I'm trying to mount a network drive on a nearly fresh install of Ubuntu 18.04 Server, and I'm getting some puzzling behavior.

I mount the drive as root, and list the permissions:

# mount xxx.xxx.xxx.xxx:/my/share /mnt/nfs
# ls /mnt
drwxrwxr-x 1 user user nfs
# cd /mnt/nfs

Looks good so far! (you'll see why I do that cd in just a second...)

I log in as a normal user, user, and try to go about my business:

$ ls /mnt
drwxrwxr-x 1 user user nfs
$ cd /mnt/nfs
cd: test: Permission denied
$ ls /mnt
d--------- 1 user user nfs

Uhh... what happened to the permissions? The process is thankfully reversible... Well, only if root tries it...

# ls /mnt
d--------- 1 user user nfs
# cd /mnt/nfs
# pwd
/mnt/nfs
# ls /mnt
drwxrwxr-x 1 user user nfs

Any ideas what's going on, and how I can go about fixing it? I'm at a complete loss.

It's worth noting that this is the second machine that this has happened to me with Ubuntu 18.04 Server, both nearly out of the box.

note: The command output is simulated, but taken almost directly from the server. (ie: the number of hard links ls reports is probably not right, and I omitted the . and .. directories, but the permissions, owners, etc. are correct)

1 Answer

That's a feature of NFS, called "Root squashing". See the section "User ID Mapping Options".

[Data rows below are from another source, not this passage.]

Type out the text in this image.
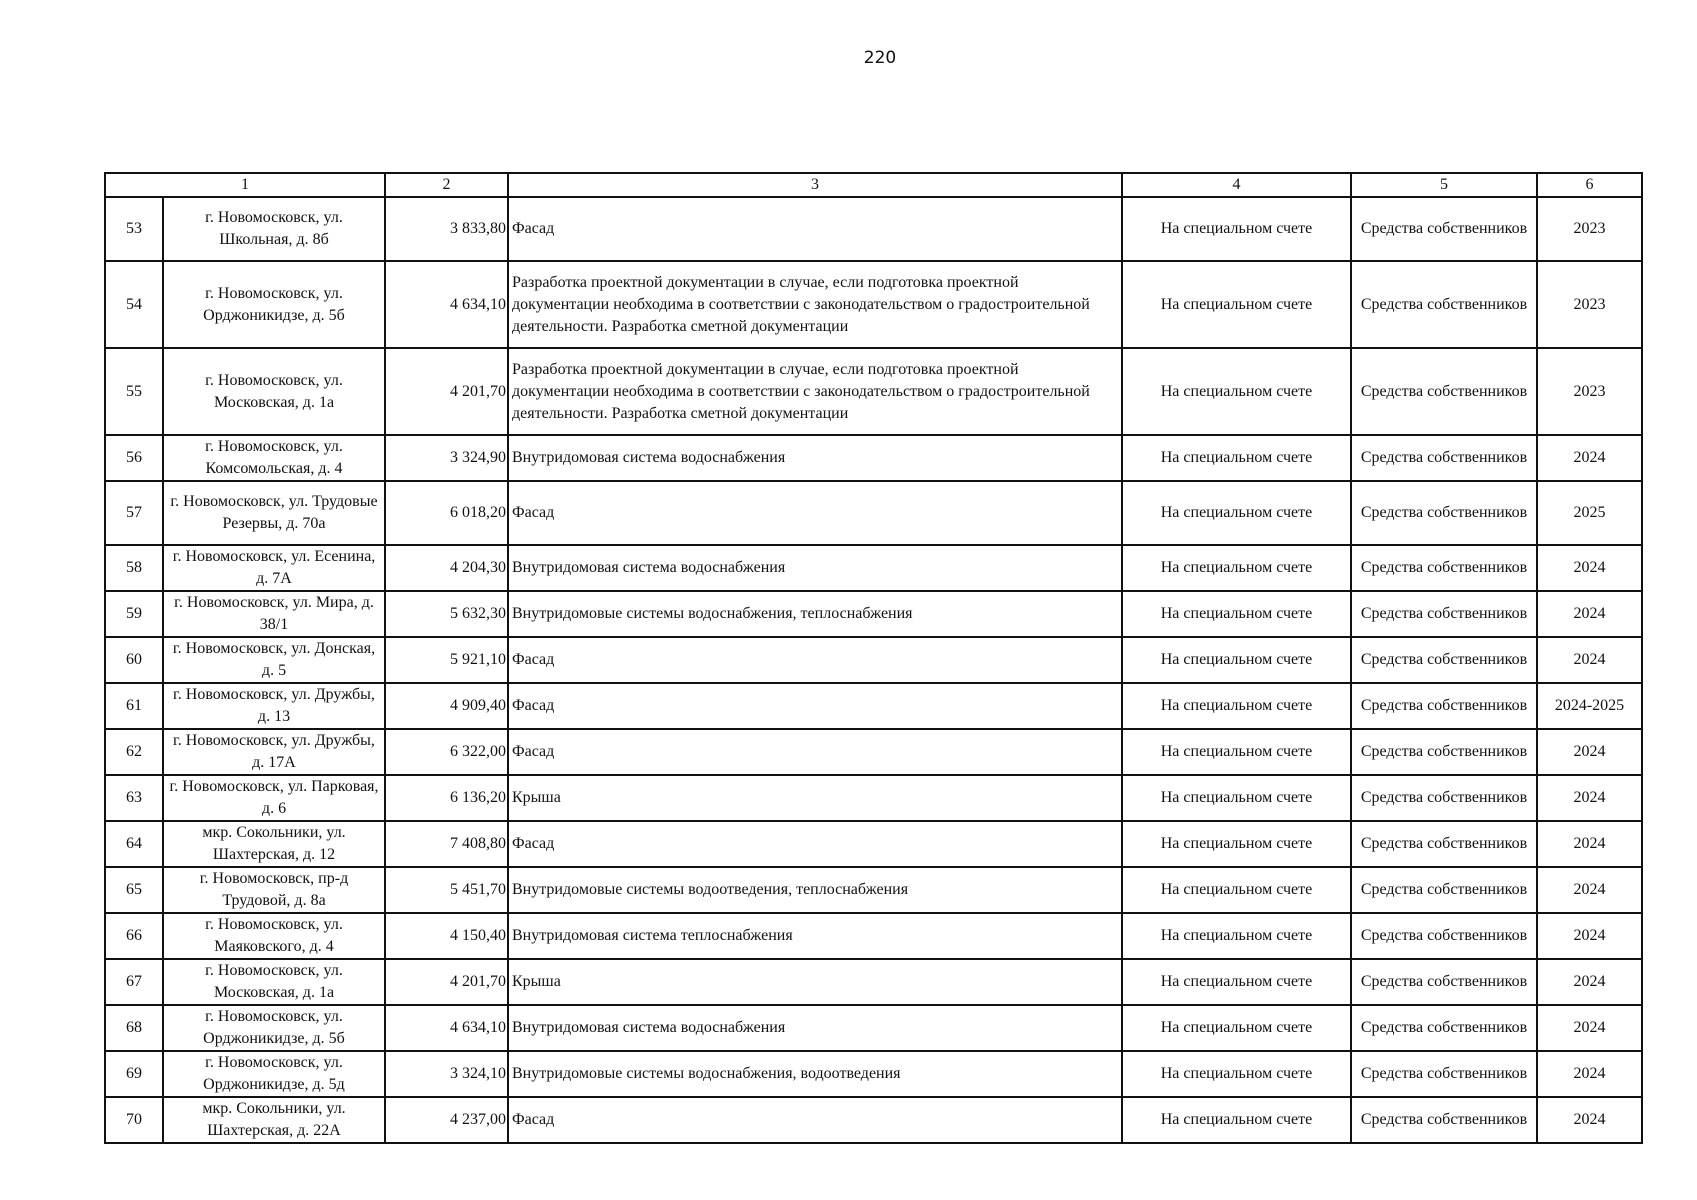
220
1		2	3	4	5	6
53	г. Новомосковск, ул. Школьная, д. 8б	3 833,80	Фасад	На специальном счете	Средства собственников	2023
54	г. Новомосковск, ул. Орджоникидзе, д. 5б	4 634,10	Разработка проектной документации в случае, если подготовка проектной документации необходима в соответствии с законодательством о градостроительной деятельности. Разработка сметной документации	На специальном счете	Средства собственников	2023
55	г. Новомосковск, ул. Московская, д. 1а	4 201,70	Разработка проектной документации в случае, если подготовка проектной документации необходима в соответствии с законодательством о градостроительной деятельности. Разработка сметной документации	На специальном счете	Средства собственников	2023
56	г. Новомосковск, ул. Комсомольская, д. 4	3 324,90	Внутридомовая система водоснабжения	На специальном счете	Средства собственников	2024
57	г. Новомосковск, ул. Трудовые Резервы, д. 70а	6 018,20	Фасад	На специальном счете	Средства собственников	2025
58	г. Новомосковск, ул. Есенина, д. 7А	4 204,30	Внутридомовая система водоснабжения	На специальном счете	Средства собственников	2024
59	г. Новомосковск, ул. Мира, д. 38/1	5 632,30	Внутридомовые системы водоснабжения, теплоснабжения	На специальном счете	Средства собственников	2024
60	г. Новомосковск, ул. Донская, д. 5	5 921,10	Фасад	На специальном счете	Средства собственников	2024
61	г. Новомосковск, ул. Дружбы, д. 13	4 909,40	Фасад	На специальном счете	Средства собственников	2024-2025
62	г. Новомосковск, ул. Дружбы, д. 17А	6 322,00	Фасад	На специальном счете	Средства собственников	2024
63	г. Новомосковск, ул. Парковая, д. 6	6 136,20	Крыша	На специальном счете	Средства собственников	2024
64	мкр. Сокольники, ул. Шахтерская, д. 12	7 408,80	Фасад	На специальном счете	Средства собственников	2024
65	г. Новомосковск, пр-д Трудовой, д. 8а	5 451,70	Внутридомовые системы водоотведения, теплоснабжения	На специальном счете	Средства собственников	2024
66	г. Новомосковск, ул. Маяковского, д. 4	4 150,40	Внутридомовая система теплоснабжения	На специальном счете	Средства собственников	2024
67	г. Новомосковск, ул. Московская, д. 1а	4 201,70	Крыша	На специальном счете	Средства собственников	2024
68	г. Новомосковск, ул. Орджоникидзе, д. 5б	4 634,10	Внутридомовая система водоснабжения	На специальном счете	Средства собственников	2024
69	г. Новомосковск, ул. Орджоникидзе, д. 5д	3 324,10	Внутридомовые системы водоснабжения, водоотведения	На специальном счете	Средства собственников	2024
70	мкр. Сокольники, ул. Шахтерская, д. 22А	4 237,00	Фасад	На специальном счете	Средства собственников	2024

The "Root squashing" feature was added to prevent root on other systems from accessing files as root on the NFS server. The NFS protocol doesn't have any authentication, and would blindly accept an NFS packet saying "I am [UID=root,GID=root] write this data to /etc/passwd", without "Root squashing". With "Root squashing", the packet becomes "I am [UID=nobody, GID=nobody] write this data to /etc/passwd", a much safer command (that will fail).